Process planning always trumped technology when it came to mapping out a sales and operations planning (S&OP) strategy, but now advances in S&OP platforms coupled
For the better part of the last decade, the go-to tool for number crunching and for orchestrating S&OP across an organization has been Microsoft Excel spreadsheets. But experts say the increasing complexity of global supply chains, the amount of data that's required for long-term strategic views and the inherent limitations of spreadsheets make Excel ineffective for S&OP best practices. Excel lends itself to individuals working with limited data sets -- a rare scenario in a cross-functional, collaborative process like S&OP. In addition, Excel has limited what-if scenario planning and doesn't support alerts for managing by exception -- two critical components, experts say, of a robust and mature S&OP process.
"Any class A process that combines people, behaviors and processes needs to have software to support it," noted David A. Goddard, principal with Oliver Wight, an education and consulting company with a specialty in S&OP. "The amount of data required to look out over 24 months is far more robust than Excel can handle. It can be done, but it's a huge pain."
What-if analysis is key
Companies diving into S&OP waters are quickly realizing that spreadsheets and manual processes can’t hold up to the cross-functional collaboration, planning and data handling requirements of today's S&OP. In fact, IDC's 2009 vertical-market survey of manufacturing found that S&OP platforms ranked fourth among planned application purchases for 2010 -- right behind inventory planning and optimization, quality management and supply chain planning tools.

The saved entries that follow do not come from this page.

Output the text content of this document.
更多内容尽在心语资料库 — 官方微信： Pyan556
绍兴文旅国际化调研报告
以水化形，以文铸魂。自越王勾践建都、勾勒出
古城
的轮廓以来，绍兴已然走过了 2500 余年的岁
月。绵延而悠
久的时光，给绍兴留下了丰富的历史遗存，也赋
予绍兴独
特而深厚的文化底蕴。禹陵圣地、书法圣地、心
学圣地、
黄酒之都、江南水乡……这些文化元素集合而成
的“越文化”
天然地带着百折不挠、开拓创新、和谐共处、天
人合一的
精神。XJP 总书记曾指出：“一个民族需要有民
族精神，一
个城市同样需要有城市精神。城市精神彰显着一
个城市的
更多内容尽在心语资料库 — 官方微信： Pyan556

Beyond Excel, companies are tapping a variety of tools for basic S&OP. Standard supply chain planning applications such as demand forecasting are fairly common, as are business intelligence tools, which can be configured to serve up dashboards that highlight issues and key performance indicators. According to Simon Ellis, practice director of global supply chain strategies at IDC Manufacturing Insights in Framingham, Mass., sales, marketing, and finance might use different tools, which eventually have to be integrated with the data that is rolled up to create an integrated plan. In addition, most tools at the basic S&OP level lack predefined processes, pre-engineered workflows or recommendation engines that can provide direction in different scenarios, Ellis explained.
Higher up the ladder of functionality are specialized S&OP platforms (sometimes called "pure play" or "best of breed") and traditional ERP suites, which have been broadening their footprints to include S&OP capabilities. Most of these offerings have evolved over the years to include what-if analysis and scenario planning -- which experts say is the key technical advancement that takes S&OP best practices to the next level.

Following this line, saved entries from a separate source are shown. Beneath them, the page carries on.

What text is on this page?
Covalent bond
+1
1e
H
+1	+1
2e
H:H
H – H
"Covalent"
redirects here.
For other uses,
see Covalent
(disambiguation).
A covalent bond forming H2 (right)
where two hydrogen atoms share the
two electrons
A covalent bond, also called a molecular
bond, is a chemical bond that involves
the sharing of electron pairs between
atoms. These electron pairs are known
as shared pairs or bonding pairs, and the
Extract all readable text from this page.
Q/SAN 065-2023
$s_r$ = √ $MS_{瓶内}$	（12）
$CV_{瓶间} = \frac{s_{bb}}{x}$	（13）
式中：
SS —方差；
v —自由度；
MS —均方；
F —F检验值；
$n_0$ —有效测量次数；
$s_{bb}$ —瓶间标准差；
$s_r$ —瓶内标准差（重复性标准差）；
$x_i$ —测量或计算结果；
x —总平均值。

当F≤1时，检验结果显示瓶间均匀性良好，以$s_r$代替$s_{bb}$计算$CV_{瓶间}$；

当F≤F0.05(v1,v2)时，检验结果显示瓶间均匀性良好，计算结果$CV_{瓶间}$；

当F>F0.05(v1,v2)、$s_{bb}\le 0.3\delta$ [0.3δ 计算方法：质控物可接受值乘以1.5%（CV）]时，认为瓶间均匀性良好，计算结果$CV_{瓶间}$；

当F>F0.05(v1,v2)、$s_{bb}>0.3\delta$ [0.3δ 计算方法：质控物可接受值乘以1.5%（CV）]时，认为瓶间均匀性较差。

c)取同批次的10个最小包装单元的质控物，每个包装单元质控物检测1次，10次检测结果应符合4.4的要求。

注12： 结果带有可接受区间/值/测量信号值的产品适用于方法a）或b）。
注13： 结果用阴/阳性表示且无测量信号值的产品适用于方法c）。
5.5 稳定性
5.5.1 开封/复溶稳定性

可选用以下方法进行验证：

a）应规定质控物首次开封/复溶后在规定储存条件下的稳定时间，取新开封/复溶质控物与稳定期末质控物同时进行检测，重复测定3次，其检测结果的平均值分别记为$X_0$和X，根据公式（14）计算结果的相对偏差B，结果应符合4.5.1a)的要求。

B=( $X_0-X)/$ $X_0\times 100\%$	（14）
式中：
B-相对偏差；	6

"What-if analysis capabilities have exponentially increased over the last five years," said Lora Cecere, partner and analyst with Altimeter Group, based in San Mateo, Calif. "What-if modeling gets to the ability to look at resiliency, so if something in the world breaks -- if there's a hurricane in New Orleans or a major issue in Japan -- people can come up with alternative plans. They couldn't do this before."
Integration is the other major issue to consider when choosing between ERP and best-of-breed S&OP tools. Given that an effective S&OP process needs to distill data from a variety of business systems -- including ERP, manufacturing requirements planning and demand planning -- an S&OP tool for manufacturing should have a well-established integration architecture. Experts say the niche S&OP providers have evolved their integration architectures fairly well over the last few years, but enterprise platforms might still retain an edge.
"I tend to gravitate to the enterprise platform view as long as the tool is fully functional and you get the pre-integrated capability with other planning systems," Ellis said. On the flip side, pure-play software can offer an edge if it takes a particular industry or vertical focus, offering manufacturers a jumpstart with prepackaged S&OP workflows that are well suited to their business, he said.
The analysis comes full circle back to figuring out the right S&OP process, which is the key to choosing the best tool, according to Joshua Greenbaum, principal of Enterprise Applications Consulting, based in Berkeley, Calif. "It makes sense not to buy the software first, but to figure out how to create a value-added process and then apply the software to that,” he said.